Sorry, but this is one of the reasons we have a republic, not a direct democracy.

“Everybody said I had no bipartisan support,” Biden said recently in Pittsburgh, referring to the covid relief package as he unveiled the broad outlines of his infrastructure plan. “The overwhelming bipartisan support were Republican — registered Republican voters.”

Rahm Emanuel, the former mayor of Chicago and chief of staff to former president Barack Obama, put it bluntly: “What’s become crystal clear is that Biden has redefined bipartisan.”

“It isn’t how many Republicans I’ve got,” Emanuel added. “It’s about how many Republican voters or mayors and governors can I get to support my stuff. And Washington is slow to catch up to the Biden definition.”

No. You don't get to redefine bipartisan this way. You don't get to choose some other constituency because you don't like the one voters elected.

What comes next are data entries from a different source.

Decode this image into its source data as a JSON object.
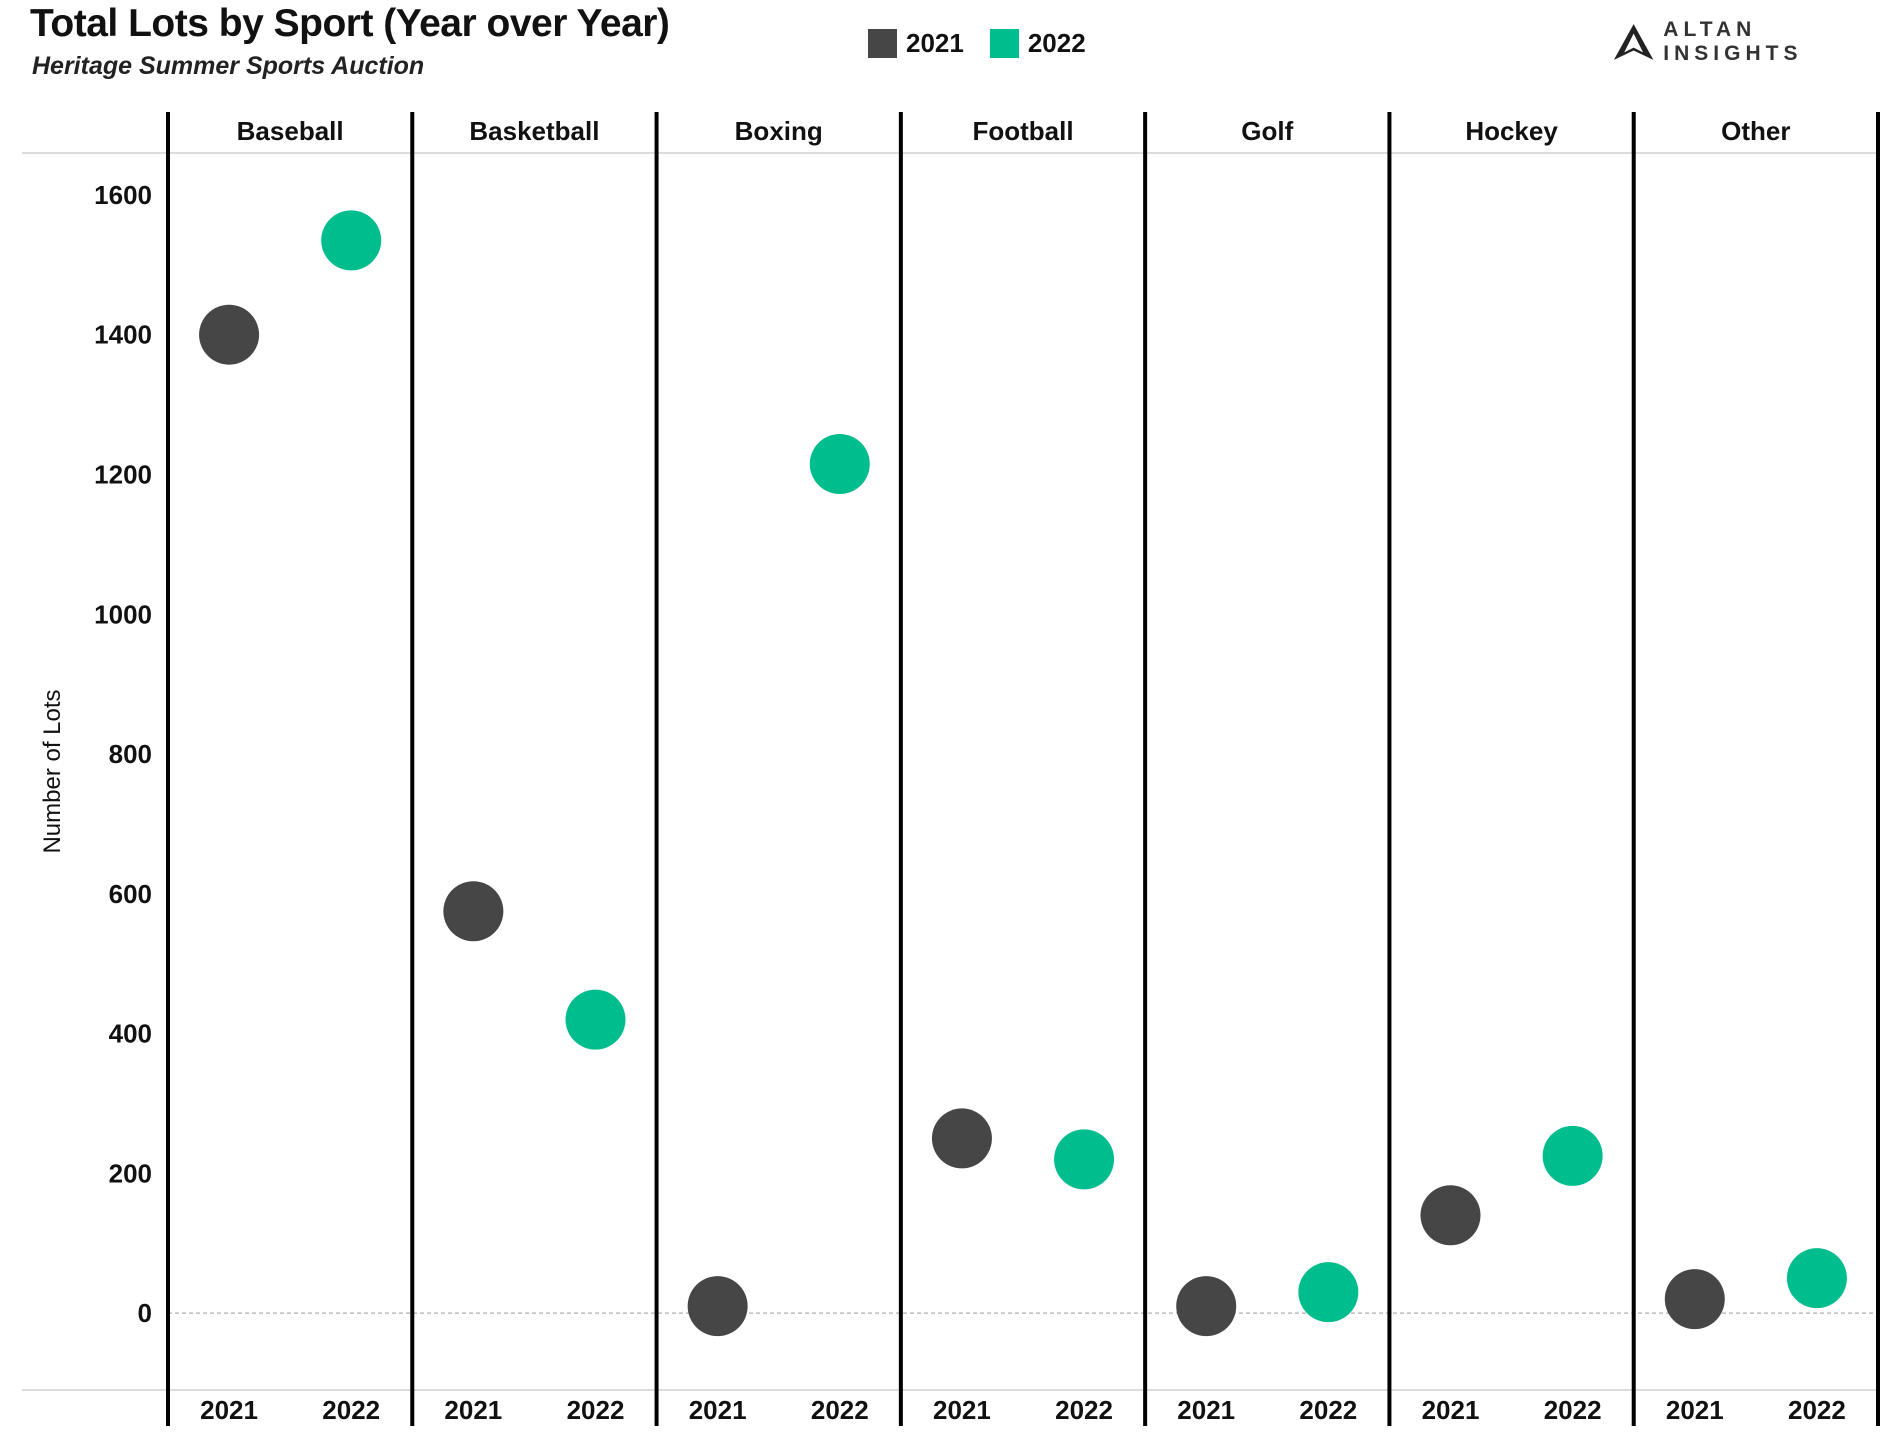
{
  "chart_data": {
    "type": "scatter",
    "title": "Total Lots by Sport (Year over Year)",
    "subtitle": "Heritage Summer Sports Auction",
    "ylabel": "Number of Lots",
    "xlabel": "",
    "ylim": [
      -110,
      1660
    ],
    "yticks": [
      0,
      200,
      400,
      600,
      800,
      1000,
      1200,
      1400,
      1600
    ],
    "facets": [
      "Baseball",
      "Basketball",
      "Boxing",
      "Football",
      "Golf",
      "Hockey",
      "Other"
    ],
    "categories": [
      "2021",
      "2022"
    ],
    "series": [
      {
        "name": "2021",
        "color": "#464646",
        "values": [
          1400,
          575,
          10,
          250,
          10,
          140,
          20
        ]
      },
      {
        "name": "2022",
        "color": "#00bd8e",
        "values": [
          1535,
          420,
          1215,
          220,
          30,
          225,
          50
        ]
      }
    ],
    "grid": false,
    "legend_position": "top-center"
  },
  "brand": {
    "name": "ALTAN INSIGHTS",
    "icon": "altan-mountain-logo-icon"
  }
}
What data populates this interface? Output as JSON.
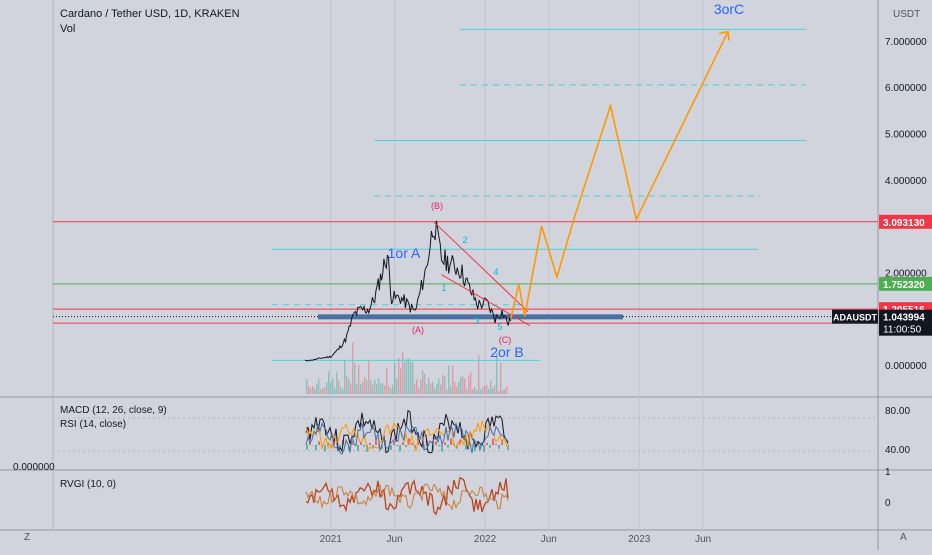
{
  "header": {
    "symbol_title": "Cardano / Tether USD, 1D, KRAKEN",
    "vol_label": "Vol",
    "currency": "USDT"
  },
  "panes": {
    "macd_label": "MACD (12, 26, close, 9)",
    "rsi_label": "RSI (14, close)",
    "rvgi_label": "RVGI (10, 0)",
    "left_value": "0.000000",
    "corner_left": "Z",
    "corner_right": "A"
  },
  "chart_data": {
    "type": "line",
    "series": [
      {
        "name": "ADAUSDT",
        "points": [
          [
            "2020-11-01",
            0.09
          ],
          [
            "2020-11-20",
            0.11
          ],
          [
            "2020-12-10",
            0.15
          ],
          [
            "2021-01-01",
            0.18
          ],
          [
            "2021-01-20",
            0.35
          ],
          [
            "2021-02-05",
            0.55
          ],
          [
            "2021-02-25",
            1.1
          ],
          [
            "2021-03-15",
            1.2
          ],
          [
            "2021-04-01",
            1.2
          ],
          [
            "2021-04-15",
            1.45
          ],
          [
            "2021-05-15",
            2.4
          ],
          [
            "2021-05-25",
            1.45
          ],
          [
            "2021-06-15",
            1.45
          ],
          [
            "2021-07-20",
            1.15
          ],
          [
            "2021-08-15",
            2.1
          ],
          [
            "2021-09-02",
            3.09
          ],
          [
            "2021-09-20",
            2.3
          ],
          [
            "2021-10-10",
            2.2
          ],
          [
            "2021-11-05",
            2.05
          ],
          [
            "2021-11-25",
            1.65
          ],
          [
            "2021-12-15",
            1.3
          ],
          [
            "2022-01-05",
            1.35
          ],
          [
            "2022-01-25",
            1.0
          ],
          [
            "2022-02-10",
            1.15
          ],
          [
            "2022-02-25",
            0.9
          ],
          [
            "2022-03-03",
            0.95
          ]
        ]
      }
    ],
    "projection": {
      "name": "Projection",
      "color": "#ff9800",
      "points": [
        [
          "2022-03-03",
          1.0
        ],
        [
          "2022-03-22",
          1.75
        ],
        [
          "2022-04-05",
          1.05
        ],
        [
          "2022-05-15",
          3.0
        ],
        [
          "2022-06-20",
          1.9
        ],
        [
          "2022-08-01",
          3.2
        ],
        [
          "2022-10-25",
          5.6
        ],
        [
          "2022-12-25",
          3.15
        ],
        [
          "2023-07-30",
          7.2
        ]
      ]
    },
    "horizontal_levels": [
      {
        "value": 3.09313,
        "color": "#f23645",
        "label": "3.093130"
      },
      {
        "value": 1.75232,
        "color": "#4caf50",
        "label": "1.752320"
      },
      {
        "value": 1.205516,
        "color": "#f23645",
        "label": "1.205516"
      },
      {
        "value": 1.043994,
        "color": "#000000",
        "label": "1.043994"
      },
      {
        "value": 0.903939,
        "color": "#f23645",
        "label": "0.903939"
      }
    ],
    "price_badge": {
      "symbol": "ADAUSDT",
      "value": "1.043994",
      "countdown": "11:00:50"
    },
    "annotations": {
      "wave_b": "(B)",
      "wave_a": "(A)",
      "wave_c": "(C)",
      "n1": "1",
      "n2": "2",
      "n3": "3",
      "n4": "4",
      "n5": "5",
      "one_or_a": "1or A",
      "two_or_b": "2or B",
      "three_or_c": "3orC"
    },
    "y_ticks": [
      "7.000000",
      "6.000000",
      "5.000000",
      "4.000000",
      "2.000000",
      "0.000000"
    ],
    "macd_ticks": [
      "80.00",
      "40.00"
    ],
    "rvgi_ticks": [
      "1",
      "0"
    ],
    "x_ticks": [
      {
        "date": "2021-01-01",
        "label": "2021"
      },
      {
        "date": "2021-06-01",
        "label": "Jun"
      },
      {
        "date": "2022-01-01",
        "label": "2022"
      },
      {
        "date": "2022-06-01",
        "label": "Jun"
      },
      {
        "date": "2023-01-01",
        "label": "2023"
      },
      {
        "date": "2023-06-01",
        "label": "Jun"
      }
    ]
  }
}
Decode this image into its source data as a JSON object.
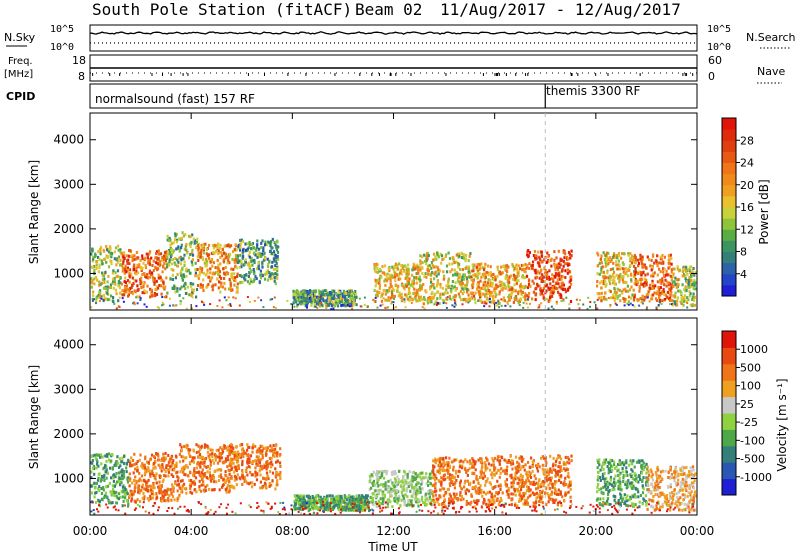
{
  "header": {
    "station": "South Pole Station (fitACF)",
    "beam": "Beam 02",
    "date_range": "11/Aug/2017 - 12/Aug/2017"
  },
  "summary": {
    "left_labels": {
      "nsky": "N.Sky",
      "freq_line1": "Freq.",
      "freq_line2": "[MHz]",
      "cpid": "CPID"
    },
    "right_labels": {
      "nsearch": "N.Search",
      "nave": "Nave"
    },
    "noise_ticks": {
      "left": [
        "10^5",
        "10^0"
      ],
      "right": [
        "10^5",
        "10^0"
      ]
    },
    "freq_ticks": {
      "left": [
        "18",
        "8"
      ],
      "right": [
        "60",
        "0"
      ]
    },
    "cpid_segments": [
      {
        "label": "normalsound (fast) 157 RF",
        "start_hour": 0
      },
      {
        "label": "themis 3300 RF",
        "start_hour": 18
      }
    ]
  },
  "chart_data": [
    {
      "type": "heatmap",
      "name": "power",
      "ylabel": "Slant Range [km]",
      "xlabel": "",
      "xlim": [
        0,
        24
      ],
      "ylim": [
        180,
        4600
      ],
      "yticks": [
        1000,
        2000,
        3000,
        4000
      ],
      "colorbar": {
        "label": "Power [dB]",
        "range": [
          0,
          32
        ],
        "ticks": [
          "28",
          "24",
          "20",
          "16",
          "12",
          "8",
          "4"
        ],
        "tick_values": [
          28,
          24,
          20,
          16,
          12,
          8,
          4
        ],
        "colors": [
          "#1f1fd6",
          "#2545c8",
          "#2b62a8",
          "#347f7a",
          "#3c9560",
          "#58ad45",
          "#8fc43a",
          "#c8d13a",
          "#e9c12f",
          "#f0a020",
          "#f08a1b",
          "#f07418",
          "#e85a14",
          "#e04010",
          "#e02a0c",
          "#e01408"
        ]
      },
      "scatter_regions": [
        {
          "t0": 0.0,
          "t1": 1.2,
          "r0": 400,
          "r1": 1650,
          "v": 14
        },
        {
          "t0": 1.2,
          "t1": 3.0,
          "r0": 500,
          "r1": 1550,
          "v": 24
        },
        {
          "t0": 3.0,
          "t1": 4.2,
          "r0": 500,
          "r1": 1950,
          "v": 12
        },
        {
          "t0": 4.2,
          "t1": 5.8,
          "r0": 600,
          "r1": 1700,
          "v": 20
        },
        {
          "t0": 5.8,
          "t1": 7.4,
          "r0": 800,
          "r1": 1800,
          "v": 10
        },
        {
          "t0": 8.0,
          "t1": 10.5,
          "r0": 300,
          "r1": 650,
          "v": 10
        },
        {
          "t0": 11.2,
          "t1": 13.0,
          "r0": 400,
          "r1": 1250,
          "v": 18
        },
        {
          "t0": 13.0,
          "t1": 15.0,
          "r0": 350,
          "r1": 1500,
          "v": 16
        },
        {
          "t0": 15.0,
          "t1": 17.2,
          "r0": 350,
          "r1": 1250,
          "v": 20
        },
        {
          "t0": 17.2,
          "t1": 19.0,
          "r0": 400,
          "r1": 1550,
          "v": 26
        },
        {
          "t0": 20.0,
          "t1": 21.5,
          "r0": 400,
          "r1": 1500,
          "v": 18
        },
        {
          "t0": 21.5,
          "t1": 23.0,
          "r0": 400,
          "r1": 1450,
          "v": 24
        },
        {
          "t0": 23.0,
          "t1": 23.9,
          "r0": 300,
          "r1": 1200,
          "v": 14
        }
      ]
    },
    {
      "type": "heatmap",
      "name": "velocity",
      "ylabel": "Slant Range [km]",
      "xlabel": "Time UT",
      "xlim": [
        0,
        24
      ],
      "ylim": [
        180,
        4600
      ],
      "yticks": [
        1000,
        2000,
        3000,
        4000
      ],
      "xticks": [
        "00:00",
        "04:00",
        "08:00",
        "12:00",
        "16:00",
        "20:00",
        "00:00"
      ],
      "colorbar": {
        "label": "Velocity [m s⁻¹]",
        "ticks": [
          "1000",
          "500",
          "100",
          "25",
          "-25",
          "-100",
          "-500",
          "-1000"
        ],
        "colors": [
          "#1f1fd6",
          "#2b57b4",
          "#347f7a",
          "#4ea84a",
          "#8fd23f",
          "#c8c8c8",
          "#f0a020",
          "#f07418",
          "#e84a12",
          "#e01408"
        ]
      },
      "scatter_regions": [
        {
          "t0": 0.0,
          "t1": 1.5,
          "r0": 400,
          "r1": 1600,
          "v": 3
        },
        {
          "t0": 1.5,
          "t1": 3.5,
          "r0": 500,
          "r1": 1600,
          "v": 7
        },
        {
          "t0": 3.5,
          "t1": 5.5,
          "r0": 700,
          "r1": 1800,
          "v": 7
        },
        {
          "t0": 5.5,
          "t1": 7.5,
          "r0": 800,
          "r1": 1800,
          "v": 7
        },
        {
          "t0": 8.0,
          "t1": 11.0,
          "r0": 300,
          "r1": 650,
          "v": 3
        },
        {
          "t0": 11.0,
          "t1": 13.5,
          "r0": 400,
          "r1": 1200,
          "v": 4
        },
        {
          "t0": 13.5,
          "t1": 16.0,
          "r0": 350,
          "r1": 1500,
          "v": 7
        },
        {
          "t0": 16.0,
          "t1": 19.0,
          "r0": 400,
          "r1": 1550,
          "v": 7
        },
        {
          "t0": 20.0,
          "t1": 22.0,
          "r0": 400,
          "r1": 1450,
          "v": 3
        },
        {
          "t0": 22.0,
          "t1": 23.9,
          "r0": 300,
          "r1": 1300,
          "v": 6
        }
      ]
    }
  ]
}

This appeal to polls is also dishonest, since one of the biggest problems we've had ever since Biden began his general election run was a press that was not much interested in detailed policy issues or communicating substantive critiques of Democratic plans. Recall the half-hearted efforts to get Biden to give an answer on whether or not he would support court packing. His response was that whatever his answer, it would become an issue in the election. Yes! That's the point. The voters deserved to know, and the press refused to hold his feet to the fire over it.

The same party that famously declared "we have to pass the bill so you can find out what's in it," can't appeal to public opinion polls as the basis for calling something bipartisan.

Redefine: Infrastructure

And now it's getting ridiculous. The media is slowly reporting that much of Biden's proposed new "infrastructure" bill isn't about infrastructure at all. This starts becoming inconvenient when you put it in an "infrastructure" bill. So, you redefine infrastructure.

You'll excuse my skepticism at the survey done by "Invest in America" and "Data for Progress," but no. Paid leave is paid leave. It is not infrastructure. Child care is child care. It is not infrastructure. Caregiving is caregiving. It is not infrastructure.

If all of these things are as popular as Data for Progress seems to suggest, then they should have no problem passing them separately, rather than lumping them all into one "must-pass" bill.

Samuel L. Jackson on Redefinitions

The key question here was uttered most eloquently by the actor Samuel L. Jackson in Quentin Tarantino's "Pulp Fiction."

We apologize to all of our younger readers for the profanity, but the question is apt. Words have meaning. This concerted effort to bend the English language to serve a one-sided political purpose is odious. We should expect better from our political class, but that horse has likely left the barn.

However, if the media has any desire to reclaim some of its lost credibility, it needs to start pushing back.